Merdeka atau mati adalah jargon bersama yang menyemangati, disuarakan, ditulis di tembok-tembok rumah, kantor pemerintahan, pagar dan kain bekas yang usang oleh kaum muda yang belum mengenal istilah aktivis atau aktivisme. Mereka bergerak dan berjuang atas kesadaran pada keadaan penindasan penjajahan pemerintah Hindia Belanda di tanah Nusantara.
Kaum muda tanpa membedakan status sosial terus berjuang tanpa pamrih dengan visi, keterampilan, tenaga, keringat, darah, penjara hingga nyawa demi sebuah kehormatan “terbebas” dari penindasan sistem sosial, ekonomi dan politik kolonial Belanda masa itu. Hingga akhirnya, kemerdekaan politik dapat diraih dengan pembacaan naskah proklamasi oleh Sukarno-Hatta tahun 1945.

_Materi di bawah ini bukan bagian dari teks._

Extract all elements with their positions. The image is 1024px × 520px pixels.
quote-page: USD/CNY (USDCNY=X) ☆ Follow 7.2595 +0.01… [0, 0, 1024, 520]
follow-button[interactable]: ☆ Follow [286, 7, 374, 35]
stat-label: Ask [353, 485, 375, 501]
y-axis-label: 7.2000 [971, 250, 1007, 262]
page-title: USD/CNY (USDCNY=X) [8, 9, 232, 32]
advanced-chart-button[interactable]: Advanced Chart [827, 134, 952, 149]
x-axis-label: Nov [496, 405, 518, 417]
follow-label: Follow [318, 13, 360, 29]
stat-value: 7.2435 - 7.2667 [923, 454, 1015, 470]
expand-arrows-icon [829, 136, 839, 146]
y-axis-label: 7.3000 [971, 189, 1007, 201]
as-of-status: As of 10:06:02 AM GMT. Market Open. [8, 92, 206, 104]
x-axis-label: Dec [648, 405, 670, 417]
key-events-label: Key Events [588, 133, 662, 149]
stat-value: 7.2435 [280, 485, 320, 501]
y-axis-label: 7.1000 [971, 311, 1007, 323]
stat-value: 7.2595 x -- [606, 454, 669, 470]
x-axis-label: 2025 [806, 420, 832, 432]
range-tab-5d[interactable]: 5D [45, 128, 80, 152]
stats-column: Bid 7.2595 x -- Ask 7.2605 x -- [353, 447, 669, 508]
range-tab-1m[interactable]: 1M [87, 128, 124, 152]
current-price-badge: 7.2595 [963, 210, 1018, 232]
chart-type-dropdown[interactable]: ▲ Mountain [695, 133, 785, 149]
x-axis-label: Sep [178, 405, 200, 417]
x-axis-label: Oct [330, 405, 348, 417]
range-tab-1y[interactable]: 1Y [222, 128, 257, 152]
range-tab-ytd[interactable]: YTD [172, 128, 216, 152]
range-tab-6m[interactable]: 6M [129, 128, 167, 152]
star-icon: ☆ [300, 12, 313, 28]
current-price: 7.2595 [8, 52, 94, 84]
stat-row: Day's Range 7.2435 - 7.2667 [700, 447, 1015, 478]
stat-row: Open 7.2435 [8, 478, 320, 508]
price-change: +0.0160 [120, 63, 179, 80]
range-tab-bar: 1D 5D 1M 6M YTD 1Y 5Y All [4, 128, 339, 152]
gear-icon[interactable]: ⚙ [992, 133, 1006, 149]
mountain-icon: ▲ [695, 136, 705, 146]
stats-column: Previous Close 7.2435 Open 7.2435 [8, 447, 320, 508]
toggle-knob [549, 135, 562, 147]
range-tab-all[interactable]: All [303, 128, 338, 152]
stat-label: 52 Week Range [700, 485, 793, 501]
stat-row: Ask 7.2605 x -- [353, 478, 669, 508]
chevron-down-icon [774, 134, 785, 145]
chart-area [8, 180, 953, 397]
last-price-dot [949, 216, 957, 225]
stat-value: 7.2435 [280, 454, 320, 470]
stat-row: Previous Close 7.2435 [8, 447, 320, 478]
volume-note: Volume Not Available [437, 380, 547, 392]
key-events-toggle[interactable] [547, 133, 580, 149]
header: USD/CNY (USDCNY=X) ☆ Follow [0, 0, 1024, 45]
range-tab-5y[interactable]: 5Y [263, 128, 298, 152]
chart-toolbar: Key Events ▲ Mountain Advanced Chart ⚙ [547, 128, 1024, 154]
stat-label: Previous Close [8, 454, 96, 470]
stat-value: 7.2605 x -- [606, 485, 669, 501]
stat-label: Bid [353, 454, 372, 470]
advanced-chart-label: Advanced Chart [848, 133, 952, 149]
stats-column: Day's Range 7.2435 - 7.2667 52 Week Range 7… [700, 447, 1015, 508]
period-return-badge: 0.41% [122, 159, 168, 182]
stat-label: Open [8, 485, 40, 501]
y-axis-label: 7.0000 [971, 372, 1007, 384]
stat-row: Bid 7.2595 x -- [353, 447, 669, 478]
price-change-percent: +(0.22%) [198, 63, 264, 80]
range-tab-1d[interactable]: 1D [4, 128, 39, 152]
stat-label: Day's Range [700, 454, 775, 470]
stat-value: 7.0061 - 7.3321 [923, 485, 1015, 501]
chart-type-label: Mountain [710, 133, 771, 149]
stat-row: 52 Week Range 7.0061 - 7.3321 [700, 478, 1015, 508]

Kemerdekaan politik memang diraih, terbebas dari kekuasaan pemerintahan Hindia Belanda, negara dan bangsa Indonesia terbentuk, sistem pemerintahan dibangun dengan fondasi konstitusi negara Republik Indonesia. Namun, hingga usia kemerdekaan Indonesia menginjak 71 tahun, kemerdekaan sejati sebenarnya belum diperoleh sepenuhnya. Bangsa Indonesia sejatinya belum merdeka sejak kemerdekaan itu sendiri diproklamasikan.